In the wake of the gruesome killings of several cats in South Florida, and the news that the teen accused in the killings dissected cats in a high school class, educators are questioning whether cutting up animal carcasses in school should be eliminated from the curriculum.
When 18-year-old Tyler Weinman was arrested and charged with killing 19 cats in Cutler Bay and Palmetto Bay, we soon learned that the high schooler had dissected a cat during an anatomy class during his junior year.
Weinman's arrest fueled the argument for critics who'd like to see dissecting become a thing of the past.
PETA quickly jumped on his former school, Miami Palmetto High, demanding they put a stop to animal dissections in favor of more humane learning methods, like using fake animal models.
"There is no research that shows using real cats is better than non-animal learning methods," Justin Goodman, a PETA researcher, told the Miami Herald.
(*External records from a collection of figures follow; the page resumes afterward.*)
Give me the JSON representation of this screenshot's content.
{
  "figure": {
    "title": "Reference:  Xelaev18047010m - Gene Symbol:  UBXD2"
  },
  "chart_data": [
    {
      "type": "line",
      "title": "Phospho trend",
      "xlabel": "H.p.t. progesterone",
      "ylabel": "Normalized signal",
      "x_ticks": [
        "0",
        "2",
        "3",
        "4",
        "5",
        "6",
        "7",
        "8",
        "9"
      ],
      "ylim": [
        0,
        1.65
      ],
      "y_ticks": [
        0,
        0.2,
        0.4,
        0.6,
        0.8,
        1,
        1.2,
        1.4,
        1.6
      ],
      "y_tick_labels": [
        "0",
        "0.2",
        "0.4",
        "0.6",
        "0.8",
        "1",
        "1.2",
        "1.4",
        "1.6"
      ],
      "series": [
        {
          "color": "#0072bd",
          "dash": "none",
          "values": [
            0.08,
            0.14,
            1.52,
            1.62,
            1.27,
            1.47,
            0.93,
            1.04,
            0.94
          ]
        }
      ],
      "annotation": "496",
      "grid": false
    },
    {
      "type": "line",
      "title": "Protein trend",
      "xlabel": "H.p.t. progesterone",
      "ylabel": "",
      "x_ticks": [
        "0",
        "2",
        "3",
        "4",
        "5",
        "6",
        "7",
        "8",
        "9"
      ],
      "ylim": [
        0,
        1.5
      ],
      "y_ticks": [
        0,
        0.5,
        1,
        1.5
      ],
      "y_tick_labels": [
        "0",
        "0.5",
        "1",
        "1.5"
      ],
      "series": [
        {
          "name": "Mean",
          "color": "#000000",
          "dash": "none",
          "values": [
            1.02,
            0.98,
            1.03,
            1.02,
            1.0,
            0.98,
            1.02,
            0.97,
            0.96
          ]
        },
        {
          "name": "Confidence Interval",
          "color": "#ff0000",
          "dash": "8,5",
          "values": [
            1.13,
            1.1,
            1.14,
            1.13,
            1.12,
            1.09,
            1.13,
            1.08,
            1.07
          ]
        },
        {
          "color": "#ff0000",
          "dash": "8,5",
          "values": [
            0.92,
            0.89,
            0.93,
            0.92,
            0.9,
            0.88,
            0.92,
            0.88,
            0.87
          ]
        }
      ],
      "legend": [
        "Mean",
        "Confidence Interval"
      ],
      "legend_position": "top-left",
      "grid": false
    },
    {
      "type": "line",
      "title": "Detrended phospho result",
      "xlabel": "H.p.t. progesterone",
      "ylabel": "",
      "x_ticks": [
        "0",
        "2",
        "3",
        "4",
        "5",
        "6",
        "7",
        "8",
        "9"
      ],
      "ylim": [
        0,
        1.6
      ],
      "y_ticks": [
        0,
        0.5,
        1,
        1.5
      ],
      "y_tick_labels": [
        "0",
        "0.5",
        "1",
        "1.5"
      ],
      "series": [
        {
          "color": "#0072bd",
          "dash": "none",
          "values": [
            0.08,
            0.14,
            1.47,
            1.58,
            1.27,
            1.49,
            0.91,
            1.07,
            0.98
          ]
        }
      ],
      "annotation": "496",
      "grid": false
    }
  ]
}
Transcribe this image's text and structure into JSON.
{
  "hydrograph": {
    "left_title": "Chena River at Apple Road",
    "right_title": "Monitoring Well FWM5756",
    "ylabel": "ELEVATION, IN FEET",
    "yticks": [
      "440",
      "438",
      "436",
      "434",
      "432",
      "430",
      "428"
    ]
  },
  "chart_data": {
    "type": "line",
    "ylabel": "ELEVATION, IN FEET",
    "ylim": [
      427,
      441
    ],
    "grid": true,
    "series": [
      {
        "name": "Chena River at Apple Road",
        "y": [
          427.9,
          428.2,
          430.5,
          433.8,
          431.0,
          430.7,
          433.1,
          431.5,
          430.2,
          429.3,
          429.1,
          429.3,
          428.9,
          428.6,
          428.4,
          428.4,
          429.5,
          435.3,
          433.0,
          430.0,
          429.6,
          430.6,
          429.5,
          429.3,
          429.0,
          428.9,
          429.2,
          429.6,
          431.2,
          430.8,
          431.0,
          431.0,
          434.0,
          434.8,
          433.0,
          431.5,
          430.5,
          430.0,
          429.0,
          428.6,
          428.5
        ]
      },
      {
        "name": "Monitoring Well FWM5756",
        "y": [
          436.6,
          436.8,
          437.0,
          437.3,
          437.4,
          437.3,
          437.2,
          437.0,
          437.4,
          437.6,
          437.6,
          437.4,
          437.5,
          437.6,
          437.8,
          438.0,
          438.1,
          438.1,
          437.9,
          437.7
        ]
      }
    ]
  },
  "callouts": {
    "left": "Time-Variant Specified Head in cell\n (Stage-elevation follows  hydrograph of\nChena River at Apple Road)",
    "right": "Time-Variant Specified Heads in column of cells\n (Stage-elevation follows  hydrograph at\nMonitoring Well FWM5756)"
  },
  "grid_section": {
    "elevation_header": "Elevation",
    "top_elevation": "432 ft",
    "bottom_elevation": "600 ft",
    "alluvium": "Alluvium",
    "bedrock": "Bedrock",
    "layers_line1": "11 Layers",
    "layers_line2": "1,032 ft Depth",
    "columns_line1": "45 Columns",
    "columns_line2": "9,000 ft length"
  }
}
Supporters of animal dissecting say that the practice, which has been around for hundreds of years, is generally for more advanced science classes, and that it's hard to replicate the real deal.
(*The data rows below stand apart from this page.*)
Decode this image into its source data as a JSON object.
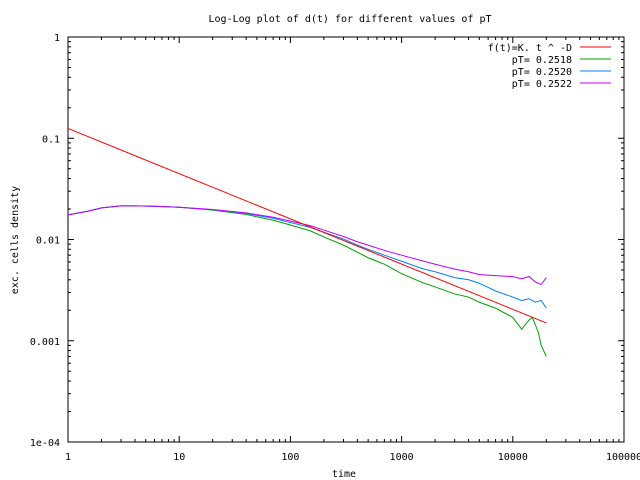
{
  "chart_data": {
    "type": "line",
    "title": "Log-Log plot of d(t) for different values of pT",
    "xlabel": "time",
    "ylabel": "exc. cells density",
    "xscale": "log",
    "yscale": "log",
    "xlim": [
      1,
      100000
    ],
    "ylim": [
      0.0001,
      1
    ],
    "xticks": [
      {
        "value": 1,
        "label": "1"
      },
      {
        "value": 10,
        "label": "10"
      },
      {
        "value": 100,
        "label": "100"
      },
      {
        "value": 1000,
        "label": "1000"
      },
      {
        "value": 10000,
        "label": "10000"
      },
      {
        "value": 100000,
        "label": "100000"
      }
    ],
    "yticks": [
      {
        "value": 0.0001,
        "label": "1e-04"
      },
      {
        "value": 0.001,
        "label": "0.001"
      },
      {
        "value": 0.01,
        "label": "0.01"
      },
      {
        "value": 0.1,
        "label": "0.1"
      },
      {
        "value": 1,
        "label": "1"
      }
    ],
    "grid": false,
    "legend_position": "top-right",
    "series": [
      {
        "name": "f(t)=K. t ^ -D",
        "color": "#ff0000",
        "x": [
          1,
          20000
        ],
        "y": [
          0.125,
          0.0015
        ]
      },
      {
        "name": "pT= 0.2518",
        "color": "#00a000",
        "x": [
          1,
          1.5,
          2,
          3,
          4,
          6,
          10,
          20,
          40,
          70,
          100,
          150,
          200,
          300,
          400,
          500,
          700,
          1000,
          1500,
          2000,
          3000,
          4000,
          5000,
          7000,
          10000,
          12000,
          14000,
          15000,
          17000,
          18000,
          20000
        ],
        "y": [
          0.0175,
          0.019,
          0.0205,
          0.0215,
          0.0215,
          0.0213,
          0.0208,
          0.0195,
          0.0177,
          0.0155,
          0.0139,
          0.0122,
          0.0106,
          0.0088,
          0.0075,
          0.0066,
          0.0057,
          0.0046,
          0.0038,
          0.0034,
          0.0029,
          0.0027,
          0.0024,
          0.0021,
          0.0017,
          0.0013,
          0.0016,
          0.0017,
          0.0012,
          0.0009,
          0.0007
        ]
      },
      {
        "name": "pT= 0.2520",
        "color": "#0080ff",
        "x": [
          1,
          1.5,
          2,
          3,
          4,
          6,
          10,
          20,
          40,
          70,
          100,
          150,
          200,
          300,
          400,
          500,
          700,
          1000,
          1500,
          2000,
          3000,
          4000,
          5000,
          7000,
          10000,
          12000,
          14000,
          16000,
          18000,
          20000
        ],
        "y": [
          0.0175,
          0.019,
          0.0205,
          0.0215,
          0.0215,
          0.0213,
          0.0208,
          0.0197,
          0.0181,
          0.0162,
          0.0147,
          0.0132,
          0.0118,
          0.0101,
          0.0088,
          0.008,
          0.007,
          0.0061,
          0.0052,
          0.0048,
          0.0042,
          0.004,
          0.0037,
          0.0031,
          0.0027,
          0.0025,
          0.0026,
          0.0024,
          0.0025,
          0.0021
        ]
      },
      {
        "name": "pT= 0.2522",
        "color": "#c000ff",
        "x": [
          1,
          1.5,
          2,
          3,
          4,
          6,
          10,
          20,
          40,
          70,
          100,
          150,
          200,
          300,
          400,
          500,
          700,
          1000,
          1500,
          2000,
          3000,
          4000,
          5000,
          7000,
          10000,
          12000,
          14000,
          16000,
          18000,
          20000
        ],
        "y": [
          0.0175,
          0.019,
          0.0205,
          0.0215,
          0.0215,
          0.0213,
          0.0208,
          0.0198,
          0.0183,
          0.0166,
          0.0152,
          0.0137,
          0.0124,
          0.0107,
          0.0095,
          0.0088,
          0.0078,
          0.007,
          0.0062,
          0.0057,
          0.0051,
          0.0048,
          0.0045,
          0.0044,
          0.0043,
          0.0041,
          0.0043,
          0.0038,
          0.0036,
          0.0042
        ]
      }
    ]
  }
}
"It's one thing to show you physically what an animal looks like, but I don't think you want to take your animal to a veterinarian that doesn't know what the inside of an animal looks like," Milagros Fornell, associate superintendent for curriculum and instruction in Miami-Dade, told the Herald.
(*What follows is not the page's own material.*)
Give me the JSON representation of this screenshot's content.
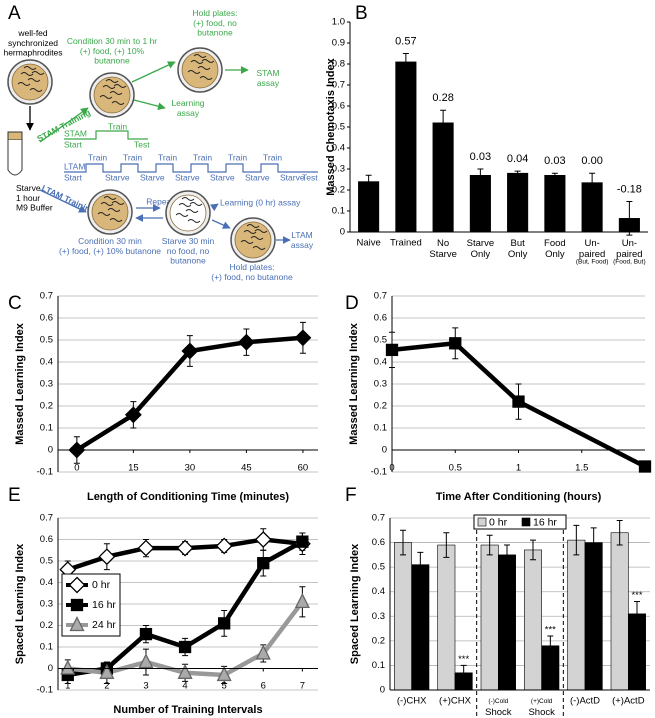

The Broward County School District got rid of dissecting cats a decade ago, though they still do frogs and fetal pigs.
Many, including the teacher who instructed Weinman in his cat dissection, aren't quite ready to make the connection between a classroom exercise and a brutal cat killing spree.
"I don't know how we can bridge the gap between a controlled [classroom] situation, to what this disturbed young man has done," Palmetto High anatomy teacher Lynn Evans said last week.
At the college level, one local professor said that the cats will be killed anyway, so we might as well draw some knowledge out of them.
"People are always worried about where they come from. Do you know how many thousands of cats are euthanized in this country?" said Bruce Grayson, biology professor at UM. "If students can learn from them, and as long as they are properly obtained and disposed of, and as long as students use them in a responsible manner, then they are a useful teaching tool."